Now I knew where he had gone.
23
Keep Reading
Two days after I got back to London, I went to see my agent, Hilda Starke. I walked over to Greek Street in Soho, where her office was located on the fourth floor of a narrow building hemmed in between an Italian restaurant and an off-licence. There was no lift and the stairs creaked menacingly under my weight, as if warning me that I was not really welcome here. I think it’s true to say that Hilda preferred books to authors. In the three years I had been with her, I’d only gone to her office half a dozen times.
I arrived at a dusty landing where a door opened into a tiny reception area, made tinier by the floor-to-ceiling bookshelves crammed with books. A single window allowed a little daylight to seep through, but it was a room that devoured daylight. I gave my name to the receptionist and told him I had an appointment with Hilda.
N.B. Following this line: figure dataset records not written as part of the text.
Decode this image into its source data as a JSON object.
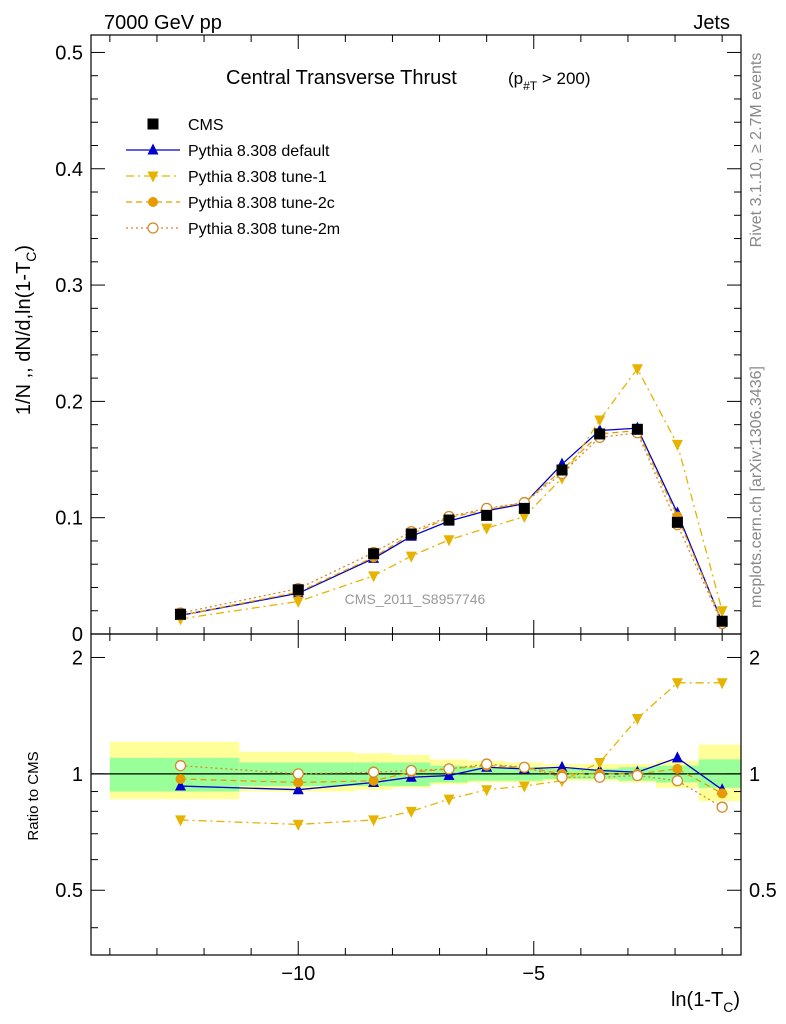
{
  "header": {
    "left": "7000 GeV pp",
    "right": "Jets"
  },
  "side": {
    "rivet": "Rivet 3.1.10, ≥ 2.7M events",
    "mcplots": "mcplots.cern.ch [arXiv:1306.3436]"
  },
  "chart_data": {
    "type": "line",
    "title": "Central Transverse Thrust",
    "title_sub": "(p_#T > 200)",
    "ylabel": "1/N ,, dN/d,ln(1-T_C)",
    "xlabel": "ln(1-T_C)",
    "ratio_ylabel": "Ratio to CMS",
    "watermark": "CMS_2011_S8957746",
    "xlim": [
      -14.4,
      -0.6
    ],
    "ylim_main": [
      0,
      0.515
    ],
    "ylim_ratio": [
      0.34,
      2.3
    ],
    "log_ratio": true,
    "legend_position": "top-left",
    "main_ticks": [
      {
        "v": 0,
        "label": "0"
      },
      {
        "v": 0.1,
        "label": "0.1"
      },
      {
        "v": 0.2,
        "label": "0.2"
      },
      {
        "v": 0.3,
        "label": "0.3"
      },
      {
        "v": 0.4,
        "label": "0.4"
      },
      {
        "v": 0.5,
        "label": "0.5"
      }
    ],
    "ratio_ticks": [
      {
        "v": 0.5,
        "label": "0.5"
      },
      {
        "v": 1,
        "label": "1"
      },
      {
        "v": 2,
        "label": "2"
      }
    ],
    "x_ticks": [
      {
        "v": -10,
        "label": "−10"
      },
      {
        "v": -5,
        "label": "−5"
      }
    ],
    "x": [
      -12.5,
      -10.0,
      -8.4,
      -7.6,
      -6.8,
      -6.0,
      -5.2,
      -4.4,
      -3.6,
      -2.8,
      -1.95,
      -1.0
    ],
    "series": [
      {
        "name": "CMS",
        "color": "#000000",
        "marker": "square",
        "dash": "none",
        "values": [
          0.017,
          0.038,
          0.069,
          0.086,
          0.098,
          0.102,
          0.108,
          0.141,
          0.172,
          0.176,
          0.096,
          0.011
        ],
        "ratio": [
          1,
          1,
          1,
          1,
          1,
          1,
          1,
          1,
          1,
          1,
          1,
          1
        ]
      },
      {
        "name": "Pythia 8.308 default",
        "color": "#0000cc",
        "marker": "triangle-up",
        "dash": "none",
        "values": [
          0.016,
          0.035,
          0.065,
          0.084,
          0.097,
          0.106,
          0.112,
          0.146,
          0.175,
          0.177,
          0.104,
          0.01
        ],
        "ratio": [
          0.93,
          0.91,
          0.95,
          0.98,
          0.99,
          1.04,
          1.03,
          1.04,
          1.02,
          1.01,
          1.1,
          0.91
        ]
      },
      {
        "name": "Pythia 8.308 tune-1",
        "color": "#e6b400",
        "marker": "triangle-down",
        "dash": "8,4,2,4",
        "values": [
          0.013,
          0.028,
          0.05,
          0.067,
          0.081,
          0.091,
          0.101,
          0.134,
          0.184,
          0.228,
          0.163,
          0.02
        ],
        "ratio": [
          0.76,
          0.74,
          0.76,
          0.8,
          0.86,
          0.91,
          0.93,
          0.96,
          1.07,
          1.39,
          1.72,
          1.72
        ]
      },
      {
        "name": "Pythia 8.308 tune-2c",
        "color": "#e69c00",
        "marker": "circle",
        "dash": "6,4",
        "values": [
          0.016,
          0.036,
          0.066,
          0.086,
          0.1,
          0.107,
          0.113,
          0.141,
          0.172,
          0.175,
          0.101,
          0.01
        ],
        "ratio": [
          0.97,
          0.95,
          0.96,
          1.01,
          1.03,
          1.05,
          1.04,
          1.0,
          1.0,
          1.0,
          1.03,
          0.89
        ]
      },
      {
        "name": "Pythia 8.308 tune-2m",
        "color": "#d4892a",
        "marker": "circle-open",
        "dash": "2,3",
        "values": [
          0.018,
          0.039,
          0.07,
          0.088,
          0.101,
          0.108,
          0.113,
          0.138,
          0.169,
          0.173,
          0.094,
          0.009
        ],
        "ratio": [
          1.05,
          1.0,
          1.01,
          1.02,
          1.03,
          1.06,
          1.04,
          0.98,
          0.98,
          0.99,
          0.96,
          0.82
        ]
      }
    ],
    "bands": [
      {
        "x0": -14.0,
        "x1": -11.25,
        "green": [
          0.9,
          1.1
        ],
        "yellow": [
          0.86,
          1.21
        ]
      },
      {
        "x0": -11.25,
        "x1": -8.8,
        "green": [
          0.93,
          1.07
        ],
        "yellow": [
          0.9,
          1.14
        ]
      },
      {
        "x0": -8.8,
        "x1": -8.0,
        "green": [
          0.93,
          1.07
        ],
        "yellow": [
          0.91,
          1.13
        ]
      },
      {
        "x0": -8.0,
        "x1": -7.2,
        "green": [
          0.93,
          1.07
        ],
        "yellow": [
          0.92,
          1.12
        ]
      },
      {
        "x0": -7.2,
        "x1": -6.4,
        "green": [
          0.95,
          1.05
        ],
        "yellow": [
          0.94,
          1.09
        ]
      },
      {
        "x0": -6.4,
        "x1": -5.6,
        "green": [
          0.96,
          1.04
        ],
        "yellow": [
          0.95,
          1.08
        ]
      },
      {
        "x0": -5.6,
        "x1": -4.8,
        "green": [
          0.96,
          1.04
        ],
        "yellow": [
          0.95,
          1.07
        ]
      },
      {
        "x0": -4.8,
        "x1": -4.0,
        "green": [
          0.97,
          1.03
        ],
        "yellow": [
          0.96,
          1.06
        ]
      },
      {
        "x0": -4.0,
        "x1": -3.2,
        "green": [
          0.97,
          1.03
        ],
        "yellow": [
          0.96,
          1.06
        ]
      },
      {
        "x0": -3.2,
        "x1": -2.4,
        "green": [
          0.96,
          1.04
        ],
        "yellow": [
          0.95,
          1.06
        ]
      },
      {
        "x0": -2.4,
        "x1": -1.5,
        "green": [
          0.95,
          1.05
        ],
        "yellow": [
          0.92,
          1.08
        ]
      },
      {
        "x0": -1.5,
        "x1": -0.6,
        "green": [
          0.92,
          1.09
        ],
        "yellow": [
          0.85,
          1.19
        ]
      }
    ]
  }
}
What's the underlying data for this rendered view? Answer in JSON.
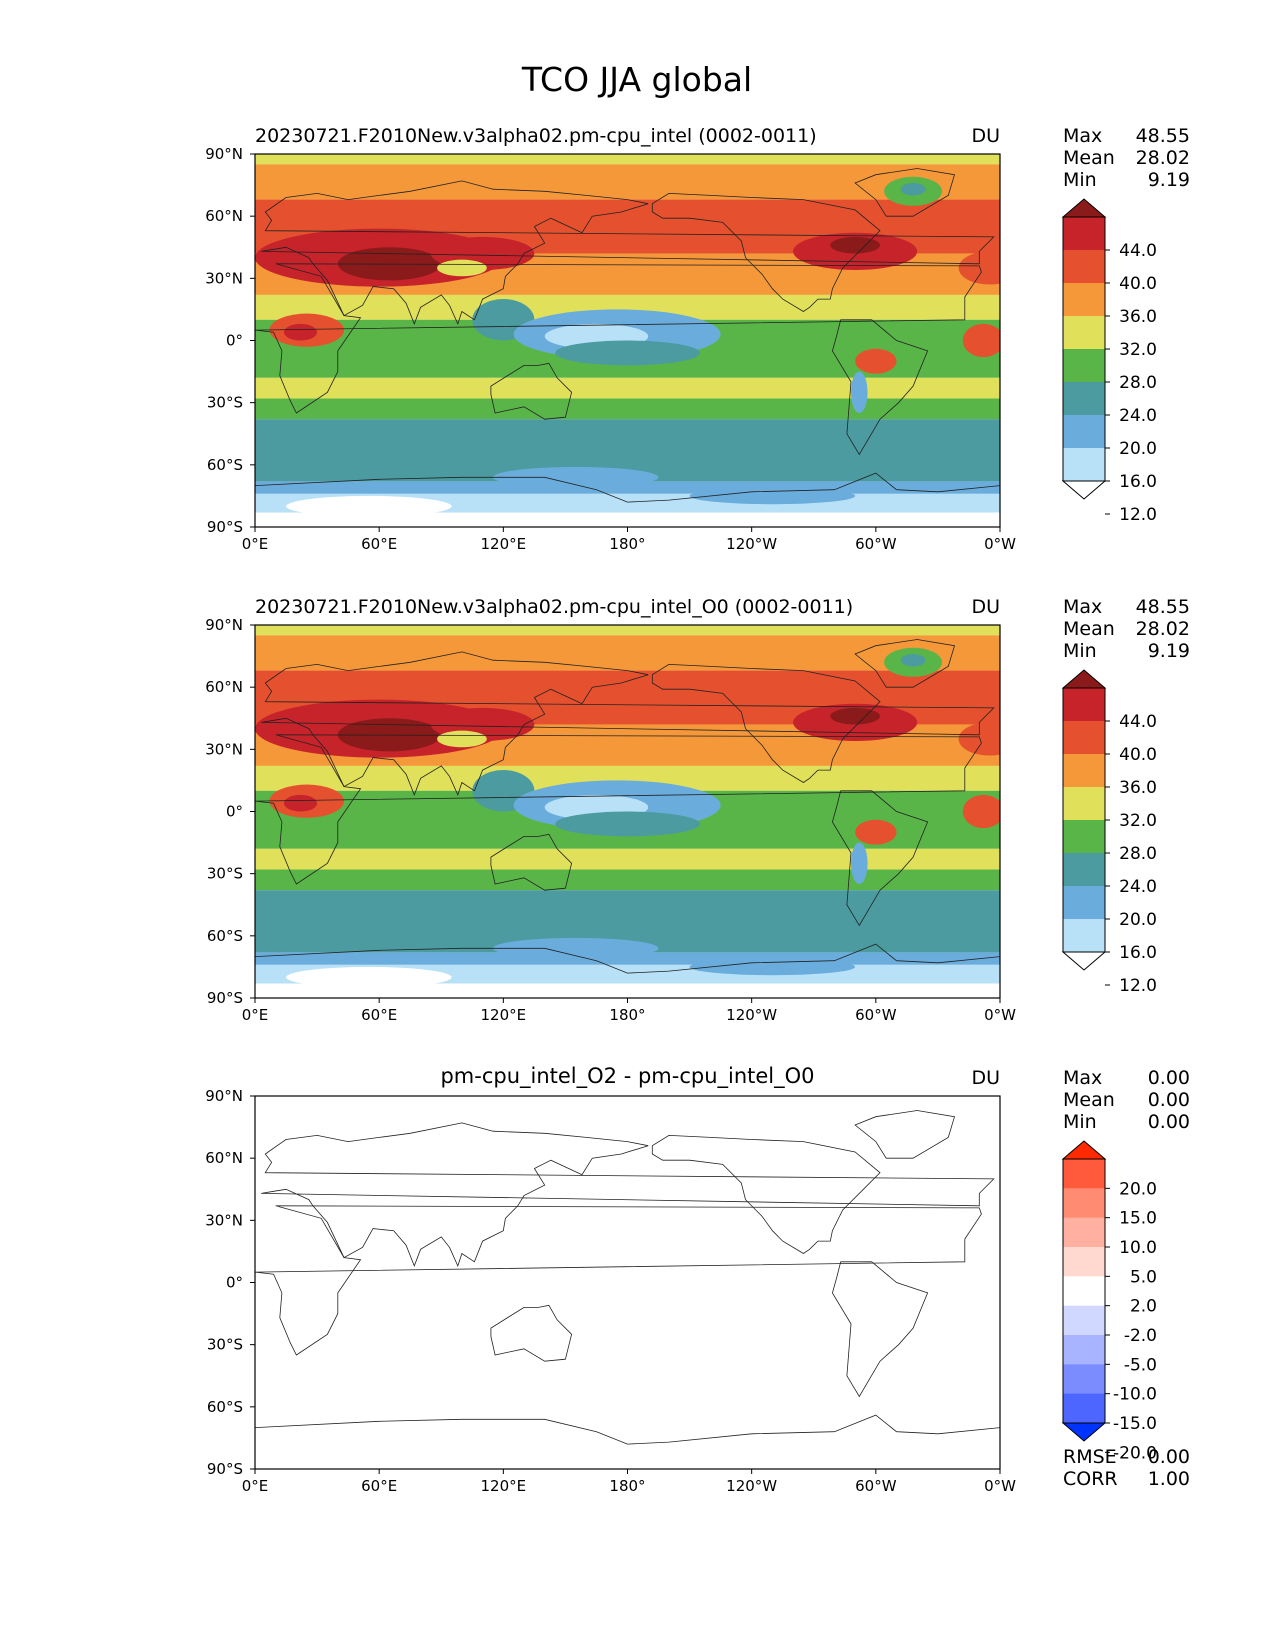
{
  "figure_title": "TCO JJA global",
  "panels": [
    {
      "title": "20230721.F2010New.v3alpha02.pm-cpu_intel (0002-0011)",
      "title_align": "left",
      "units": "DU",
      "stats": [
        {
          "label": "Max",
          "value": "48.55"
        },
        {
          "label": "Mean",
          "value": "28.02"
        },
        {
          "label": "Min",
          "value": "9.19"
        }
      ],
      "colorbar": {
        "levels": [
          "44.0",
          "40.0",
          "36.0",
          "32.0",
          "28.0",
          "24.0",
          "20.0",
          "16.0",
          "12.0"
        ],
        "top_arrow_color": "#8b1a1a",
        "bottom_arrow_color": "#ffffff",
        "colors": [
          "#8b1a1a",
          "#c6232b",
          "#e5512e",
          "#f5983a",
          "#e0e05a",
          "#59b548",
          "#4b9ba0",
          "#6aaddc",
          "#b8e0f7",
          "#ffffff"
        ]
      },
      "field": "tco"
    },
    {
      "title": "20230721.F2010New.v3alpha02.pm-cpu_intel_O0 (0002-0011)",
      "title_align": "left",
      "units": "DU",
      "stats": [
        {
          "label": "Max",
          "value": "48.55"
        },
        {
          "label": "Mean",
          "value": "28.02"
        },
        {
          "label": "Min",
          "value": "9.19"
        }
      ],
      "colorbar": {
        "levels": [
          "44.0",
          "40.0",
          "36.0",
          "32.0",
          "28.0",
          "24.0",
          "20.0",
          "16.0",
          "12.0"
        ],
        "top_arrow_color": "#8b1a1a",
        "bottom_arrow_color": "#ffffff",
        "colors": [
          "#8b1a1a",
          "#c6232b",
          "#e5512e",
          "#f5983a",
          "#e0e05a",
          "#59b548",
          "#4b9ba0",
          "#6aaddc",
          "#b8e0f7",
          "#ffffff"
        ]
      },
      "field": "tco"
    },
    {
      "title": "pm-cpu_intel_O2 - pm-cpu_intel_O0",
      "title_align": "center",
      "units": "DU",
      "stats": [
        {
          "label": "Max",
          "value": "0.00"
        },
        {
          "label": "Mean",
          "value": "0.00"
        },
        {
          "label": "Min",
          "value": "0.00"
        }
      ],
      "colorbar": {
        "levels": [
          "20.0",
          "15.0",
          "10.0",
          "5.0",
          "2.0",
          "-2.0",
          "-5.0",
          "-10.0",
          "-15.0",
          "-20.0"
        ],
        "top_arrow_color": "#ff2a00",
        "bottom_arrow_color": "#0033ff",
        "colors": [
          "#ff2a00",
          "#ff5a3c",
          "#ff8c72",
          "#ffb0a0",
          "#ffd8d0",
          "#ffffff",
          "#d0d8ff",
          "#a8b4ff",
          "#7a8cff",
          "#4d66ff",
          "#0033ff"
        ]
      },
      "diff_stats": [
        {
          "label": "RMSE",
          "value": "0.00"
        },
        {
          "label": "CORR",
          "value": "1.00"
        }
      ],
      "field": "diff"
    }
  ],
  "chart_data": [
    {
      "type": "heatmap",
      "title": "20230721.F2010New.v3alpha02.pm-cpu_intel (0002-0011)",
      "units": "DU",
      "x_ticks": [
        "0°E",
        "60°E",
        "120°E",
        "180°",
        "120°W",
        "60°W",
        "0°W"
      ],
      "y_ticks": [
        "90°N",
        "60°N",
        "30°N",
        "0°",
        "30°S",
        "60°S",
        "90°S"
      ],
      "xlim": [
        0,
        360
      ],
      "ylim": [
        -90,
        90
      ],
      "levels": [
        12,
        16,
        20,
        24,
        28,
        32,
        36,
        40,
        44
      ],
      "max": 48.55,
      "mean": 28.02,
      "min": 9.19
    },
    {
      "type": "heatmap",
      "title": "20230721.F2010New.v3alpha02.pm-cpu_intel_O0 (0002-0011)",
      "units": "DU",
      "x_ticks": [
        "0°E",
        "60°E",
        "120°E",
        "180°",
        "120°W",
        "60°W",
        "0°W"
      ],
      "y_ticks": [
        "90°N",
        "60°N",
        "30°N",
        "0°",
        "30°S",
        "60°S",
        "90°S"
      ],
      "xlim": [
        0,
        360
      ],
      "ylim": [
        -90,
        90
      ],
      "levels": [
        12,
        16,
        20,
        24,
        28,
        32,
        36,
        40,
        44
      ],
      "max": 48.55,
      "mean": 28.02,
      "min": 9.19
    },
    {
      "type": "heatmap",
      "title": "pm-cpu_intel_O2 - pm-cpu_intel_O0",
      "units": "DU",
      "x_ticks": [
        "0°E",
        "60°E",
        "120°E",
        "180°",
        "120°W",
        "60°W",
        "0°W"
      ],
      "y_ticks": [
        "90°N",
        "60°N",
        "30°N",
        "0°",
        "30°S",
        "60°S",
        "90°S"
      ],
      "xlim": [
        0,
        360
      ],
      "ylim": [
        -90,
        90
      ],
      "levels": [
        -20,
        -15,
        -10,
        -5,
        -2,
        2,
        5,
        10,
        15,
        20
      ],
      "max": 0.0,
      "mean": 0.0,
      "min": 0.0,
      "rmse": 0.0,
      "corr": 1.0
    }
  ]
}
‘What’s this about?’ he asked vaguely.
‘I’m one of her clients.’
‘Oh.’
Ten minutes later, I had squeezed into Hilda’s office. There was so little space in the building, all the furniture seemed to be in the way. She was behind her desk, holding a Sharpie and covering a manuscript with black markings. I wondered if she did the same with my work when she received it.
‘Have you been offered coffee?’ she asked.
‘No,’ I said. ‘Your receptionist didn’t even know you represented me.’
She wasn’t troubled. ‘He hasn’t been here long.’
‘How are you?’ I asked.
She looked at me, puzzled. ‘I’m fine. Why do you ask?’
According to Hawthorne, she had been on her way to the doctor, worrying about tests, when I’d met her seven weeks before. Could he have been wrong? The trouble was, if I told her what I knew, it would look as if I’d been prying. ‘I just thought you seemed a bit down when we last met,’ I said, trying to sound casual.